Search code examples
memory-managementdaskparquetpartitiondask-dataframe

Why does Dask's map_partitions function use more memory than looping over partitions?


I have a parquet file of position data for vehicles that is indexed by vehicle ID and sorted by timestamp. I want to read the parquet file, do some calculations on each partition (not aggregations) and then write the output directly to a new parquet file of similar size.

I organized my data and wrote my code (below) to use Dask's map_partitions, as I understood this would perform the operations one partition at a time, saving each result to disk sequentially and thereby minimizing memory usage. I was surprised to find that this was exceeding my available memory and I found that if I instead create a loop that runs my code on a single partition at a time and appends the output to the new parquet file (see second code block below), it easily fits within memory.

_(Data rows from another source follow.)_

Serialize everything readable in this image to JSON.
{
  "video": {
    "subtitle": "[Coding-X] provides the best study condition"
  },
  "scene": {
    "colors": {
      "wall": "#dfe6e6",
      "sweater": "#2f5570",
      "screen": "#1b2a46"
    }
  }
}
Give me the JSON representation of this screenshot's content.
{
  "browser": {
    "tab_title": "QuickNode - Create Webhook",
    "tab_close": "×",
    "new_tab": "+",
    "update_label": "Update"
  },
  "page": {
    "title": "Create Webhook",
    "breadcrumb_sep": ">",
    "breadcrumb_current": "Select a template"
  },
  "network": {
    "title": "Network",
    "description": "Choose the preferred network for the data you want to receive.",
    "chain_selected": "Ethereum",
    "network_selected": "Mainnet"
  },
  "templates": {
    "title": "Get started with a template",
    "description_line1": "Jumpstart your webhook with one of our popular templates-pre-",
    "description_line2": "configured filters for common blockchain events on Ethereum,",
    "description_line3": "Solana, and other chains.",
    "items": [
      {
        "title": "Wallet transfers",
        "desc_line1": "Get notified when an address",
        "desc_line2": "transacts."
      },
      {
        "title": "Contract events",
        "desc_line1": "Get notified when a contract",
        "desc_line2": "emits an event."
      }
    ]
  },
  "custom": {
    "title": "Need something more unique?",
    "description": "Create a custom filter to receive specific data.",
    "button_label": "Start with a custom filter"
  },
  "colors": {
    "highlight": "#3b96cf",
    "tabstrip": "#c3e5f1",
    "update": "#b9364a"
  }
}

Is there something incorrect in the original way I used map_partitions? If not, why does it use so much more memory? What is the proper, most efficient way of achieving what I want?

Thanks in advance for any insight!!

Original (memory hungry) code:

ddf = dd.read_parquet(input_file)
meta_dict = ddf.dtypes.to_dict()

(
    ddf
    .map_partitions(my_function, meta = meta_dict)
    .to_parquet(
        output_file,
        append = False,
        overwrite = True,
        engine = 'fastparquet'
    )
)

Awkward looped (but more memory friendly) code:

ddf = dd.read_parquet(input_file)

for partition in range(0, ddf.npartitions, 1):
    partition_df = ddf.partitions[partition]
    (
        my_function(partition_df)
        .to_parquet(
            output_file,
            append = True,
            overwrite = False,
            engine = 'fastparquet'
        )
    )

More hardware and data details: The total input parquet file is around 5GB and is split into 11 partitions of up to 900MB. It is indexed by ID with divisions so I can do vehicle grouped operations without working across partitions. The laptop I'm using has 16GB RAM and 19GB swap. The original code uses all of both, while the looped version fits within RAM.


Solution

  • As @MichaelDelgado pointed out, by default Dask will spin up multiple workers/threads according to what is available on the machine. With the size of the partitions I have, this maxes out the available memory when using the map_partitions approach. In order to avoid this, I limited the number of workers and the number of threads per worker to prevent automatic parellelization using the code below, and the task fit in memory.

    from dask.distributed import Client, LocalCluster
    cluster = LocalCluster(
        n_workers = 1,
        threads_per_worker = 1)
    client = Client(cluster)